The following report from The Commonwealth Fund was funded in part by Episcopal Health Foundation through support to the Geiger Gibson/RCHN Community Health Foundation Research Collaborative.
Achieving greater health equity demands a fundamental rethinking of the ways in which care is organized and delivered, a more expansive view of what constitutes “basic health care,” and payment reforms that support models that can serve as anchors in the highest-need communities and can ensure continuity of care. Achieving these models requires partnerships between payers and the providers serving high-need communities and populations. In this regard, the Medicaid program, which so singularly reflects a blend of insurance coverage and public health funding flexibility, possesses a unique ability to undertake, in partnership with safety-net providers, payment and delivery reforms that enhance equity and access in the nation’s underserved communities.

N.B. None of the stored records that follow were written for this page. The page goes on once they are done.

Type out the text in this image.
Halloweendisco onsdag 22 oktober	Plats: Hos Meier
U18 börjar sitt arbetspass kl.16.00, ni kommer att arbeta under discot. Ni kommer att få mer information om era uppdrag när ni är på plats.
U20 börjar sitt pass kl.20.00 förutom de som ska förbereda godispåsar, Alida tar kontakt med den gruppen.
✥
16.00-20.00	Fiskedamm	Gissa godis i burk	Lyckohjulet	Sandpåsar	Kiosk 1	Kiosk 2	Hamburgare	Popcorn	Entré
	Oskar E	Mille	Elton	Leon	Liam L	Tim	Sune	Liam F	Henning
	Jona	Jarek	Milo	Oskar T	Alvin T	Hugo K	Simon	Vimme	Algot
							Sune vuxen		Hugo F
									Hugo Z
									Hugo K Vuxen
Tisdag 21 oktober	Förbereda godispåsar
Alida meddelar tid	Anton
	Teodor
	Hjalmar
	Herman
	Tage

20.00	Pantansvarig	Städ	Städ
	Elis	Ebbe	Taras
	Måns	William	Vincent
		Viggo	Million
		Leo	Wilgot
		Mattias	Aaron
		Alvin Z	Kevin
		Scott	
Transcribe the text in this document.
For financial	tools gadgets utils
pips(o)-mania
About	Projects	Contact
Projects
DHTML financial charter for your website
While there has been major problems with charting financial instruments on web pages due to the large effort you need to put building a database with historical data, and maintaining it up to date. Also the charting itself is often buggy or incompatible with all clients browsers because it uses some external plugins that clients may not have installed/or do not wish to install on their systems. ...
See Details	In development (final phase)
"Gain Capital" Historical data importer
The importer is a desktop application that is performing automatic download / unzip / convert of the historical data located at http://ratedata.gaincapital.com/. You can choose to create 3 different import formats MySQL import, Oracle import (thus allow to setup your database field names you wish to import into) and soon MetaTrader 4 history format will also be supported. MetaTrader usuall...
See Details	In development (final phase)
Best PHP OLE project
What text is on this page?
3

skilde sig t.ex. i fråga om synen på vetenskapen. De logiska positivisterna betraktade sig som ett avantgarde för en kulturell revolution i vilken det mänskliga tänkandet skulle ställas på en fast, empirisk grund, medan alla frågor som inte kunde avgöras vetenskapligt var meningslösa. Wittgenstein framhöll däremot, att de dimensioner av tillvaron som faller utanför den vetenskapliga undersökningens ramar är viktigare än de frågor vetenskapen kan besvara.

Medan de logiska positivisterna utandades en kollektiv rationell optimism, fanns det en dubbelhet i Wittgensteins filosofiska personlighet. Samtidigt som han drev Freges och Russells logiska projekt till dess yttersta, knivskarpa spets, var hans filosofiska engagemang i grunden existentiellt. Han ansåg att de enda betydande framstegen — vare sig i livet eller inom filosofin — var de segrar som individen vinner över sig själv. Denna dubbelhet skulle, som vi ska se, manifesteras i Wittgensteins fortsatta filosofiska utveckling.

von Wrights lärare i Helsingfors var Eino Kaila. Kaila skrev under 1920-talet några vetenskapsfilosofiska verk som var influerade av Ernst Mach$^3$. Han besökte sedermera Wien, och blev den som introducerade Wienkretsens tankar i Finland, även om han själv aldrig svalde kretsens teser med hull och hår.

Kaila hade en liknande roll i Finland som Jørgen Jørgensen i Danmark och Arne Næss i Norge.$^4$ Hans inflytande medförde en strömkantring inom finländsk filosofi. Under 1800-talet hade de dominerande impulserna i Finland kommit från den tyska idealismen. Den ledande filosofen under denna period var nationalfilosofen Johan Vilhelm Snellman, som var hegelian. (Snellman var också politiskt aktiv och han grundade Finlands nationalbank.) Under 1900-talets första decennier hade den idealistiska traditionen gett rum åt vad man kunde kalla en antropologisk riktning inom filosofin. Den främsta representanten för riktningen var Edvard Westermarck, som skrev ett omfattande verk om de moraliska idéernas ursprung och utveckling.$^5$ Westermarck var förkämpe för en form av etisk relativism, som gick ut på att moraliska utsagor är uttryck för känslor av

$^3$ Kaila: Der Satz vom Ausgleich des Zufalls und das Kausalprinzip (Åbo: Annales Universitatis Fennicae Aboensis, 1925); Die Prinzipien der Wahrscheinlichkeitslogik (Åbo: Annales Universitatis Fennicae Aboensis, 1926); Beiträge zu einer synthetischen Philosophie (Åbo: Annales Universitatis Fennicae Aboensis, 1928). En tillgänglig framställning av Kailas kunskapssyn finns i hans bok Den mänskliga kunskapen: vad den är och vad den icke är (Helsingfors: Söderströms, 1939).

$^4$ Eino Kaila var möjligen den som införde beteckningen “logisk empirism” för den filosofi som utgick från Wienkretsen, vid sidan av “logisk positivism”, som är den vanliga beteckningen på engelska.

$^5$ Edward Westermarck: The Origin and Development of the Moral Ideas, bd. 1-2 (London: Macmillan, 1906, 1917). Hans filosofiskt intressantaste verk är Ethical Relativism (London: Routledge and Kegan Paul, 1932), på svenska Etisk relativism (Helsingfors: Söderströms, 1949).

- Issue: Medicaid’s dramatic growth, coupled with its transformation into an active health care purchaser, has elevated the role of safety-net providers in ensuring health care access and promoting health equity. Given the heightened focus on equity for low-income populations, communities of color, people with complex medical conditions, and medically underserved communities, it is a particularly important time to examine the implications of Medicaid’s evolution for these essential providers.
- Goal: To describe Medicaid’s evolution as a health care purchaser, examine the implications for safety-net providers, and discuss strategies to better ensure health equity for enrollees.
- Findings and Conclusions: Safety-net providers play an essential health equity role in Medicaid by virtue of their location in high-risk communities, their obligation to serve all community residents, and the ways in which they have adapted services to meet community and patient needs. Two key strategies could strengthen the health care safety net while promoting greater alignment with modern Medicaid practice and policy: 1) ensuring that managed care organizations include safety-net providers as in-network providers for all services covered under their agreements with state purchasers; and 2) introducing value-based payment strategies that reward providers for achieving health equity goals for the communities and populations they serve.